I'll add a few to the list...
Market specific ones... * Commercial Observer (NYC) * Crain's (Chicago) * [Fill in City] Business Jouranl (bizjourals.com)
And then, of course, you have all the various industry trade groups (I'm prob missing plenty, but here are a bunch) -- they all have news/blogs/feeds/whatever and several have magazines.
My Italian grandmother. They seem to know everything about everyone
Twitter for Real Estate News (Originally Posted: 02/06/2017)
I've sifted through most of the content posted here with regard to where many of you in the industry get your news. I've noticed that hardly anyone is mentioning twitter as a source. For those that have tried (like myself), is there simply too much "noise" on the site that you can't get to relevant information? Would the industry benefit from a CRE-specific twitter-esque platform? In terms of breaking news, I've found Twitter users to be some of the most timely--well ahead of the biz journals and industry sites.

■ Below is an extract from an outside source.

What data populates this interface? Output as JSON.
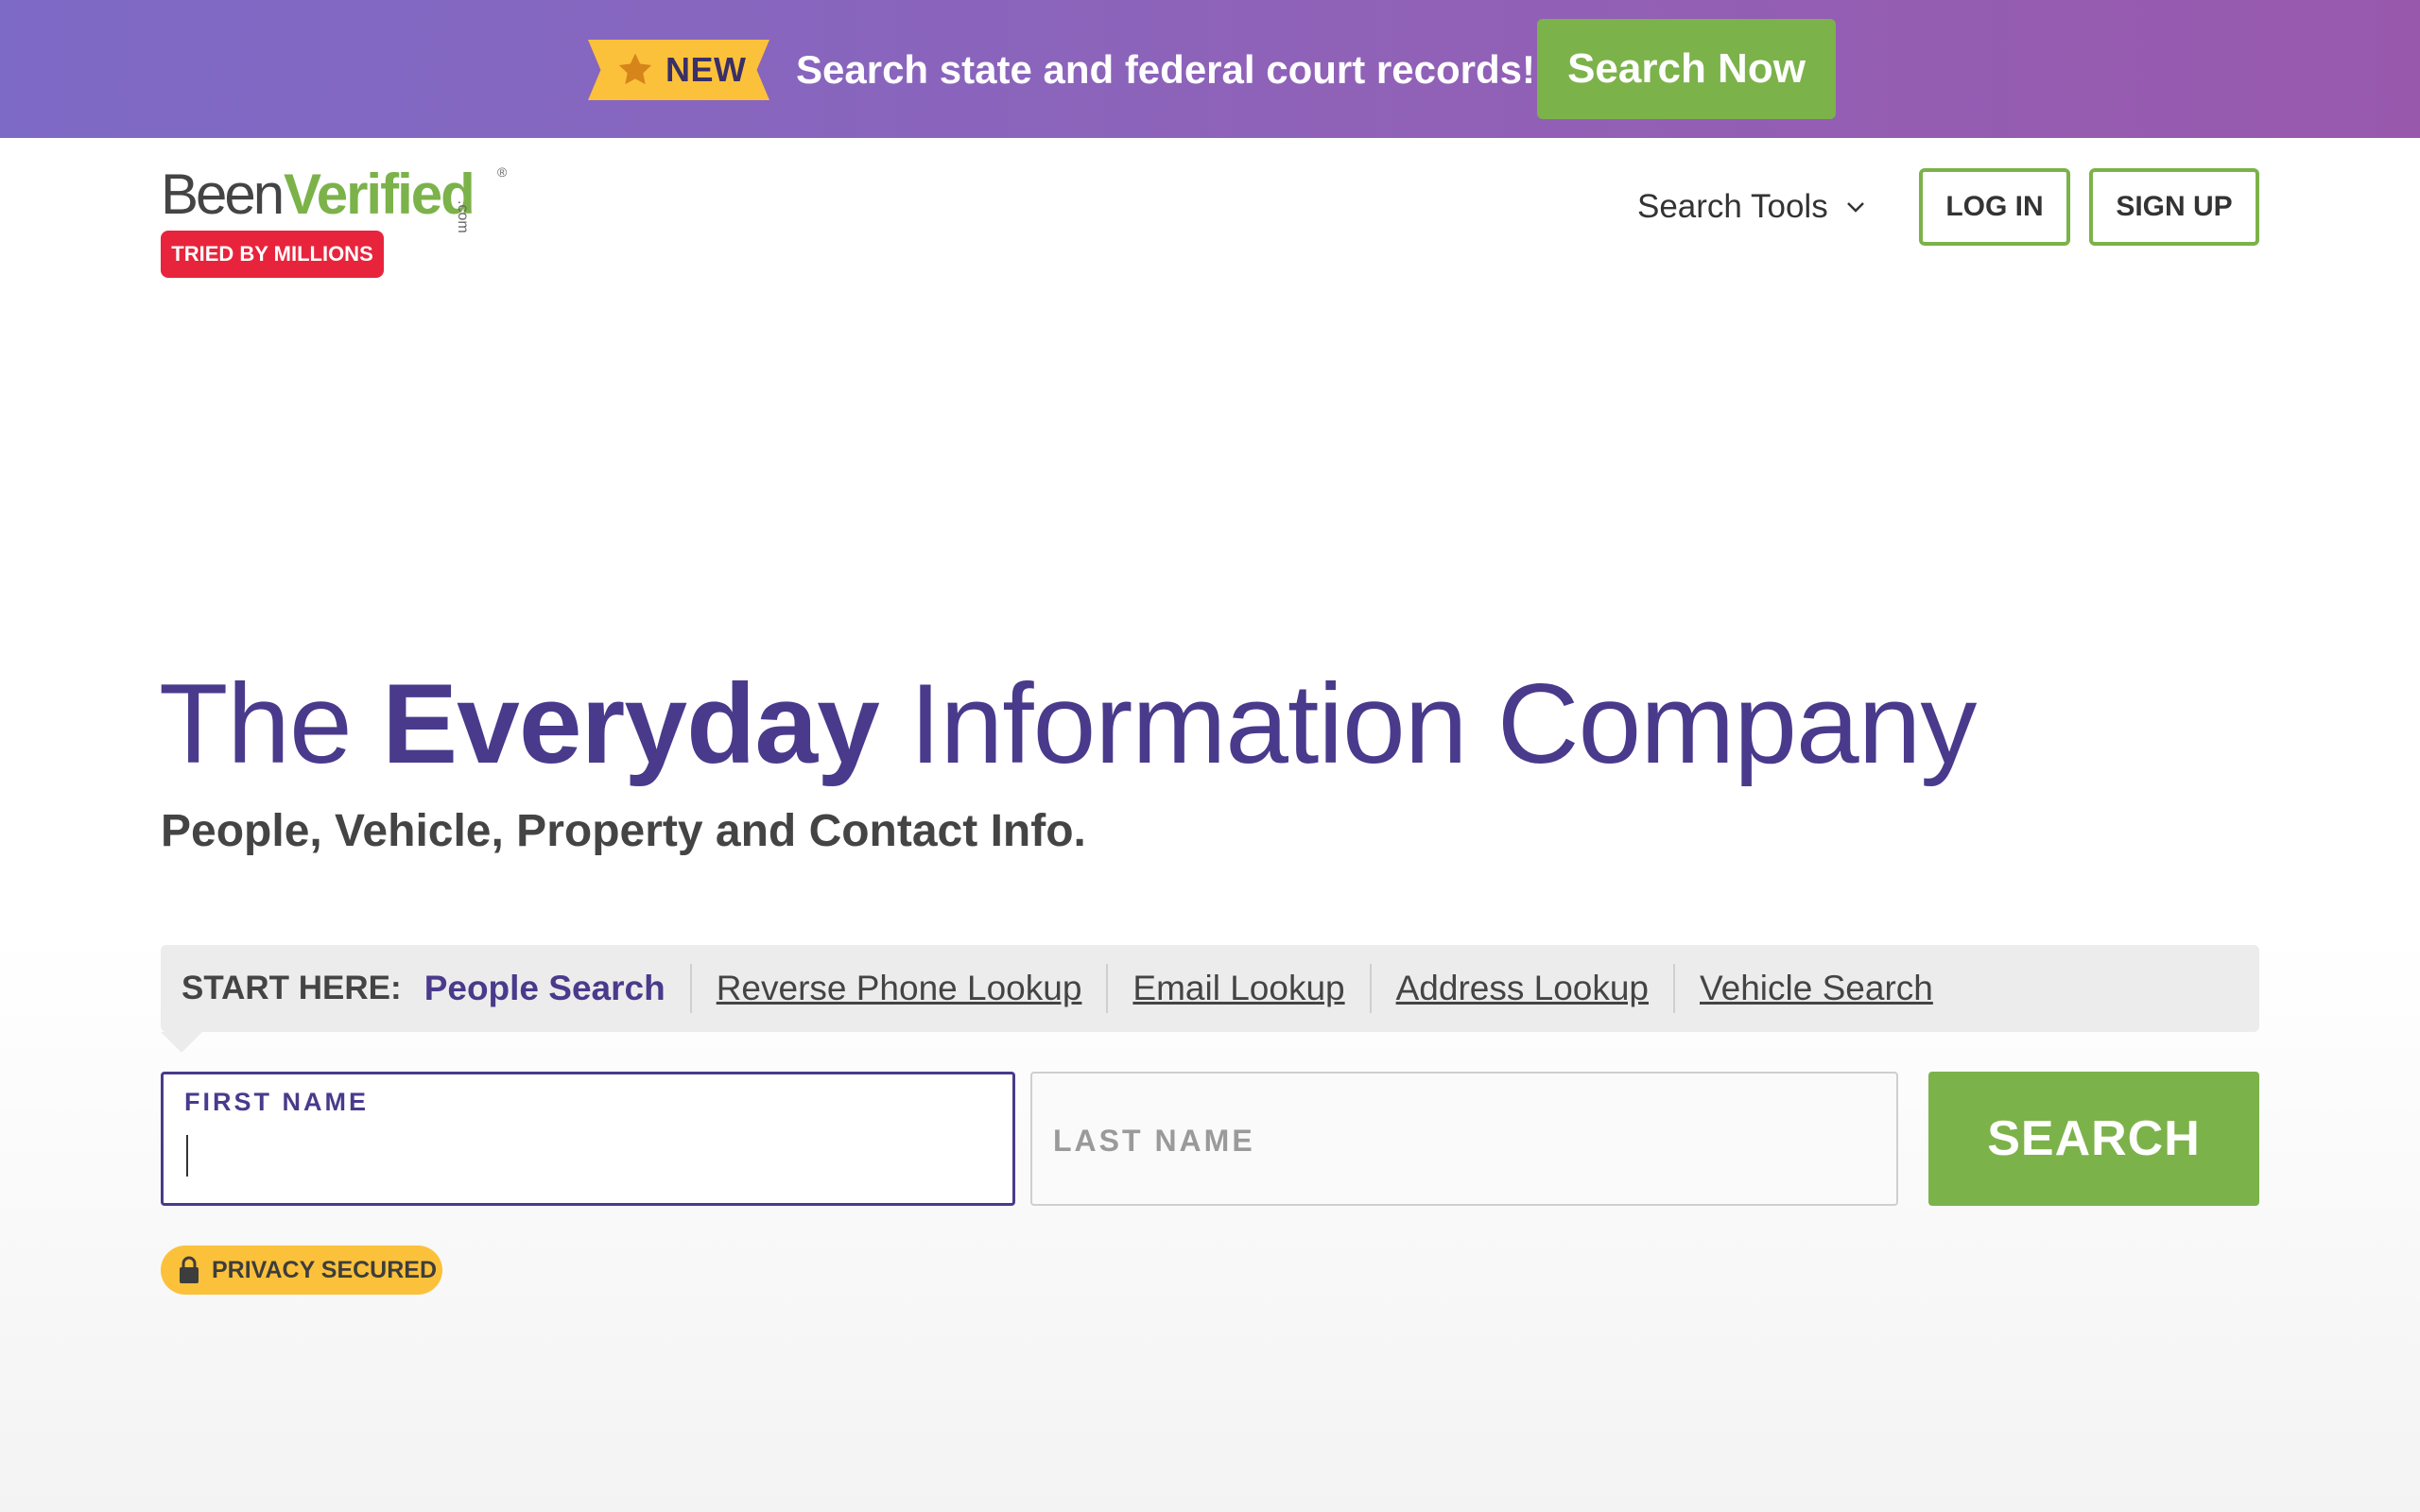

I've used it, but honestly, how timely are you looking for? I can't really think of anything happening NOWNOWNOW that would be an issue for me in CRE that I wouldn't already be getting from another source just as quickly. IE FOMC fallout on rates, national emergency, entire market crash, etc. Granted I have CNBC/Bloomberg on in my office all day on the tv, so take that with a grain of salt. Anything important locally I'll see with the business journal or my local network, and anything nationally will be on Bisnow, NREI, WSJ RE section, etc. But nothing that I need to see on any kind of immediate timeline like if I was trading an event driven HF strategy. Real estate just isn't that fast.
What Memos, Investor Presentations, Research Publications Does Everyone Read? (Originally Posted: 05/04/2017)
I've been trying to get into the habit of reading or listening to a quarterly transcript a few times a week for one of the big public's like Equity, Essex, Public Storage, Douglas Emmet. I was wondering if you guys follow particular people/fund managers/REPE shops/debt shops/legal firms/developers that public weekly/monthly publications about the real estate market. I've been on a mission to try to absorb much more information about RE,.
For broader macro stuff, Bill Gross' outlook comes monthly and is pretty solid. You can try ProjectSyndicate as well. I find that your cities' version of the BusinessJournal has a CRE section and usually has the latest deal info. PwC/ULI also do an annual emerging trends report that is very thorough and I have found this to be the best. Interested to hear of who others follow to stay ahead of the curve.